Reference no: EM132210276
Question: Raising the minimum wage has become a national, state and municipal focus this past year.
CH 4 of your text (Demand & Supply Applications) addresses the conventional economic thought on p 86: "the most common example of a price floor is the minimum wage. Critics argue that since the minimum wage is above the equilibrium, the result is unemployment. Whenever a price floor is set above equilibrium, there will be an excess supply."
But compare this to the reality of the increasing disparity of pay between those at the top and the average worker. From a Fortune magazine article: "Between 1978 and 2014, inflation-adjusted CEO pay increased by almost 1,000%, according to a report released on Sunday by the Economic Policy Institute. Meanwhile, typical workers in the U.S. saw a pay raise of just 11% during that period.
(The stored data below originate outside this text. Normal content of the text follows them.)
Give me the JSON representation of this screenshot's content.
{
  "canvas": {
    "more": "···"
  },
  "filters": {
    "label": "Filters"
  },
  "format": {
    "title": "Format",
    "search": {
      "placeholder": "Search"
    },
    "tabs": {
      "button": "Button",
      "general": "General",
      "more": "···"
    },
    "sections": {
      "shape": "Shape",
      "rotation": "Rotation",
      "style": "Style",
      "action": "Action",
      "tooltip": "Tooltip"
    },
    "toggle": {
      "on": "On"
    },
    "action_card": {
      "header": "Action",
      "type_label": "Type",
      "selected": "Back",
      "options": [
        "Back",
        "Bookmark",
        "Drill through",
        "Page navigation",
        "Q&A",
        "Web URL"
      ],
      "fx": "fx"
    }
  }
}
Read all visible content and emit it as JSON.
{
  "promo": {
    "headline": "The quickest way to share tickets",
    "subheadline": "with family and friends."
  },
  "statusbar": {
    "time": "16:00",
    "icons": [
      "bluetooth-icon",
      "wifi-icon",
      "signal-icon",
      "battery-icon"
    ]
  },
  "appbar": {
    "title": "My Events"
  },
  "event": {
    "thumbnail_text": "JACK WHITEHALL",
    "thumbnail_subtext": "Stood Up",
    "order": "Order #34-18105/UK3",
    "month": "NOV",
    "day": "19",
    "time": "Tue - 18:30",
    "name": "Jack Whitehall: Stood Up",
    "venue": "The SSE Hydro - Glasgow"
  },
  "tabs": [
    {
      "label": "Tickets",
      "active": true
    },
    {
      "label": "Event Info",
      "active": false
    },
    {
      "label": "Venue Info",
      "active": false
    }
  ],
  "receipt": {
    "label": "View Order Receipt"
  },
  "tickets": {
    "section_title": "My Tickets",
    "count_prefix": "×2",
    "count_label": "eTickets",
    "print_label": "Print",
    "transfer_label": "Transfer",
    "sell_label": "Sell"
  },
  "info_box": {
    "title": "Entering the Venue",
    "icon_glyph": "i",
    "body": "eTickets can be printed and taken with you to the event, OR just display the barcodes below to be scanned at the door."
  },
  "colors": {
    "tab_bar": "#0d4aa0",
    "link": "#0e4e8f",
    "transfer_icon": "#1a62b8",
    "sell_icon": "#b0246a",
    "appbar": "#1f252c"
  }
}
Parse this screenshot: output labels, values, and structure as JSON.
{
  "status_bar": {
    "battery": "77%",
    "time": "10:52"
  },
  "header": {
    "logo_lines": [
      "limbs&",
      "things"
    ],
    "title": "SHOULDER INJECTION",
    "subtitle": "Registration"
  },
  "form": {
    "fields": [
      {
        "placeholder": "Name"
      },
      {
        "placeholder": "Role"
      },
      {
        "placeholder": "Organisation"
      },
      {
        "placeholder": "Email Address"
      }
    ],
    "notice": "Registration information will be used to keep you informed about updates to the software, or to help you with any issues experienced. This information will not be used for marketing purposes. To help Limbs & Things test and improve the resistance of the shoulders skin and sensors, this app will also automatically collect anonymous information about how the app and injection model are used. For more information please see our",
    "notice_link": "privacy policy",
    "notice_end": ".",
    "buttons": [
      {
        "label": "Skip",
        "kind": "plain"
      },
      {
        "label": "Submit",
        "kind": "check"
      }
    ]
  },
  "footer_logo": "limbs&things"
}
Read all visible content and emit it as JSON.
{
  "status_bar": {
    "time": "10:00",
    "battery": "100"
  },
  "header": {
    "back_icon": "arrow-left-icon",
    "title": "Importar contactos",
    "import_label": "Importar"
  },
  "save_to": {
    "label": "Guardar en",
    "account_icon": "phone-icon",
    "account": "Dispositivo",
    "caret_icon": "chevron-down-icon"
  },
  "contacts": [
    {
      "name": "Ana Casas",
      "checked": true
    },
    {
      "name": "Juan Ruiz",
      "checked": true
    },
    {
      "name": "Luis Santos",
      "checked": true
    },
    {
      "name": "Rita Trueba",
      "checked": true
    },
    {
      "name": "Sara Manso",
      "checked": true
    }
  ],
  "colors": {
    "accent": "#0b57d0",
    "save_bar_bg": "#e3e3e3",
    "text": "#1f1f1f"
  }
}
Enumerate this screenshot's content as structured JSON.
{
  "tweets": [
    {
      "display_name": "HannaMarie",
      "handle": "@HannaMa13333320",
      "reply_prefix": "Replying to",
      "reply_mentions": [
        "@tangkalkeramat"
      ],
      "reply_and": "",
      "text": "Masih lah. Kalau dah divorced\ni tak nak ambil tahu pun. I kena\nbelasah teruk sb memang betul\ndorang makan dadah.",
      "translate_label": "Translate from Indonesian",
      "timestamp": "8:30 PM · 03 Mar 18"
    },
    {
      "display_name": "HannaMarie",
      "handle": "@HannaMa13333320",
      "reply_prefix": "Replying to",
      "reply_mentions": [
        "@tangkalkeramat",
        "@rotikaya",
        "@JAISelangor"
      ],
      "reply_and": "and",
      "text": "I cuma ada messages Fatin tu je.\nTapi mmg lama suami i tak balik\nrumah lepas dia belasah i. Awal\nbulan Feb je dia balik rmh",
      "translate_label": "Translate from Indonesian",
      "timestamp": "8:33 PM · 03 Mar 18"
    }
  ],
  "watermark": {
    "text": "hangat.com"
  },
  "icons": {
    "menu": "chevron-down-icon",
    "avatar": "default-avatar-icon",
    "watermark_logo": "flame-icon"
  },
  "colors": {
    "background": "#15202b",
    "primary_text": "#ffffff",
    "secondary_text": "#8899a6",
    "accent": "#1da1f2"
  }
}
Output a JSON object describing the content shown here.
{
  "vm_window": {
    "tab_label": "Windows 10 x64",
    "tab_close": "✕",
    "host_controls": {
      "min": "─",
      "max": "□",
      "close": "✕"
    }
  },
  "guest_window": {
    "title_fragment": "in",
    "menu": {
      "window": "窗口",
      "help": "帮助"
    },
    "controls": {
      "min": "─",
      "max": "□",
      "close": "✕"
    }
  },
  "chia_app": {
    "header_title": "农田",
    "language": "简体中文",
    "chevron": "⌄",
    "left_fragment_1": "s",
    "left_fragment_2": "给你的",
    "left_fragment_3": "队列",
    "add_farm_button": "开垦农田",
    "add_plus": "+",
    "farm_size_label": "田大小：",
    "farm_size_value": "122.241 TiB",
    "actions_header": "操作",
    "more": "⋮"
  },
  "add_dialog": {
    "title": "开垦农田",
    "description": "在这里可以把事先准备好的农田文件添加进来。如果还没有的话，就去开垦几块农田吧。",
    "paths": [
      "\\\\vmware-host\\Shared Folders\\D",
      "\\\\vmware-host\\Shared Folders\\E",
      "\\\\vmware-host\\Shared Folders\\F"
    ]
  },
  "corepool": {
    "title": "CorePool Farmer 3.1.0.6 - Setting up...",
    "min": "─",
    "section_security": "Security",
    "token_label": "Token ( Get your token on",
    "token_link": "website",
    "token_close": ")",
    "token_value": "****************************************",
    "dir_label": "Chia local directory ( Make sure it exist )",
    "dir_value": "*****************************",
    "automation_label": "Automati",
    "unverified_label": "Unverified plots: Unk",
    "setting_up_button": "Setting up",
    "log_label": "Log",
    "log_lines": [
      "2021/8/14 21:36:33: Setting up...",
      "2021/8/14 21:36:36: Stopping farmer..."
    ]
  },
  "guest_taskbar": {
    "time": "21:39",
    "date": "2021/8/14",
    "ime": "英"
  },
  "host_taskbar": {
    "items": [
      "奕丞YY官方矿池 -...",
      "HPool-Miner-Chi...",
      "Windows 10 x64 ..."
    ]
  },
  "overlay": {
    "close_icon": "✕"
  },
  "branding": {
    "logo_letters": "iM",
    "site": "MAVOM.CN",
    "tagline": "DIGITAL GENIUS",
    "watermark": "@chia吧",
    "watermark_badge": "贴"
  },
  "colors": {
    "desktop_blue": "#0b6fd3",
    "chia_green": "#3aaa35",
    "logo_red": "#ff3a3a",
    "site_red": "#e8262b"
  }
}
With these increases in mind, it should come as no surprise that the ratio between average American CEO pay and worker pay is now 303-to- 1. This ratio is lower than its peak in 2000, when it was 376-to- 1, but it's in excess of the 1965 ratio of 20-to 1. The stark differences are made concrete when translated into dollars and cents. In 1965, CEOs earned an average of $832,000 annually compared to $40,200 for workers. In 2014, CEO pay had risen to an average of $16,316,000 compared to only $53,200 for workers."
For the Discussion Board this week please search the internet for credible presentations by economists who favor increasing the minimum wage and also, from those who oppose a minimum wage. The disparity in income and perceived opportunity is one of the hot button issues of the recent presidential campaign. Dig deep. Take and defend a position.